The Hyde Amendment prohibits federal funding for abortion except in cases of rape, incest and life endangerment, and only 17 states cover abortions through their Medicaid programs, for a total of 20 percent of all abortions covered through public funding. Washington, D.C., has a special burden here: Its right to use its own funds to pay for low-income women’s abortions was rescinded in a federal budget compromise over a threatened shutdown. Vilott points out the absurdity: “The federal government could only stay open only on the back of D.C.’s most vulnerable and poor women.” They got an initial bump in donations as a result, but are now figuring out longer-term solutions – the hotline’s call volume has quadrupled since 2007.

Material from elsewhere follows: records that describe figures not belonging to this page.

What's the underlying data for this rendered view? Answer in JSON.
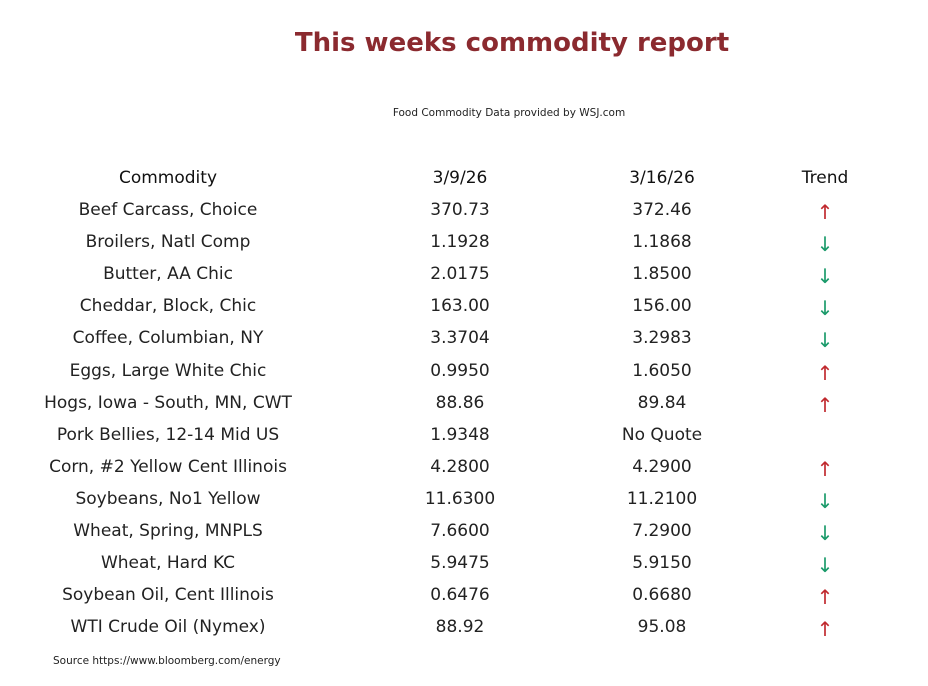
{
  "header": {
    "title": "This weeks commodity report",
    "subtitle": "Food Commodity Data provided by WSJ.com"
  },
  "table": {
    "columns": [
      "Commodity",
      "3/9/26",
      "3/16/26",
      "Trend"
    ],
    "rows": [
      {
        "name": "Beef Carcass, Choice",
        "prev": "370.73",
        "curr": "372.46",
        "trend": "↑",
        "trend_color": "#c0282d"
      },
      {
        "name": "Broilers, Natl Comp",
        "prev": "1.1928",
        "curr": "1.1868",
        "trend": "↓",
        "trend_color": "#1a9a6a"
      },
      {
        "name": "Butter, AA Chic",
        "prev": "2.0175",
        "curr": "1.8500",
        "trend": "↓",
        "trend_color": "#1a9a6a"
      },
      {
        "name": "Cheddar, Block, Chic",
        "prev": "163.00",
        "curr": "156.00",
        "trend": "↓",
        "trend_color": "#1a9a6a"
      },
      {
        "name": "Coffee, Columbian, NY",
        "prev": "3.3704",
        "curr": "3.2983",
        "trend": "↓",
        "trend_color": "#1a9a6a"
      },
      {
        "name": "Eggs, Large White Chic",
        "prev": "0.9950",
        "curr": "1.6050",
        "trend": "↑",
        "trend_color": "#c0282d"
      },
      {
        "name": "Hogs, Iowa - South, MN, CWT",
        "prev": "88.86",
        "curr": "89.84",
        "trend": "↑",
        "trend_color": "#c0282d"
      },
      {
        "name": "Pork Bellies, 12-14 Mid US",
        "prev": "1.9348",
        "curr": "No Quote",
        "trend": null,
        "trend_color": null
      },
      {
        "name": "Corn, #2 Yellow Cent Illinois",
        "prev": "4.2800",
        "curr": "4.2900",
        "trend": "↑",
        "trend_color": "#c0282d"
      },
      {
        "name": "Soybeans, No1 Yellow",
        "prev": "11.6300",
        "curr": "11.2100",
        "trend": "↓",
        "trend_color": "#1a9a6a"
      },
      {
        "name": "Wheat, Spring, MNPLS",
        "prev": "7.6600",
        "curr": "7.2900",
        "trend": "↓",
        "trend_color": "#1a9a6a"
      },
      {
        "name": "Wheat, Hard KC",
        "prev": "5.9475",
        "curr": "5.9150",
        "trend": "↓",
        "trend_color": "#1a9a6a"
      },
      {
        "name": "Soybean Oil, Cent Illinois",
        "prev": "0.6476",
        "curr": "0.6680",
        "trend": "↑",
        "trend_color": "#c0282d"
      },
      {
        "name": "WTI Crude Oil (Nymex)",
        "prev": "88.92",
        "curr": "95.08",
        "trend": "↑",
        "trend_color": "#c0282d"
      }
    ]
  },
  "footer": {
    "source": "Source https://www.bloomberg.com/energy"
  }
}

Given that 60 percent of women who have abortions are already mothers, coming up with the money can be a tough calculus even with some help. “I spoke with someone yesterday who said she was going to return some of the Christmas gifts she’d gotten for her children,” says Schewel.
They are more likely to have experienced at least three “disruptive events” in the past year. That included being unemployed for more than a month, being separated from a partner, experiencing a serious medical condition, being the victim of a crime, etc. Vilott says that some of the women who call the D.C. Abortion Fund “either their circumstances change mid pregnancy, they lose a job or their apartment disappears. Or they’re women that didn’t have access up until the point they call us. For example, they’re escaping a situation that was negatively impacting them and they didn’t feel safe.” Many women the funds hear from have come out of abusive relationships where abortion was a contentious issue.
And at least some of these were wanted pregnancies. Schewel describes cases where the women “were pregnant, they were excited about it, looking forward to welcoming a child into their family. But somewhere into the pregnancy they lose their job or unemployment runs out.” Many of these women live in precarious circumstances that even struggling middle class people can have trouble imagining. “They don’t have a safety net,” says Jackson. “If I needed some help I could probably call my parents but a lot of people don’t have the ability to do that.”
If they’re having abortions after 16 weeks, they tend to be slightly more affluent. This was a slightly surprising finding of the study – that “women with family incomes 200-plus-percent of poverty were more likely than poor women to be second trimester abortion patients obtaining abortions at 16-plus weeks.” But it turns out that’s because abortion becomes so prohibitively expensive after 16 weeks that many lower-income women simply have to give up. Schewel says that yesterday alone, “I must have had calls from four women who were further along and the gap was too big for us to cover.” Even in a country where abortion is still legal, these women don’t have much of a “choice” at all.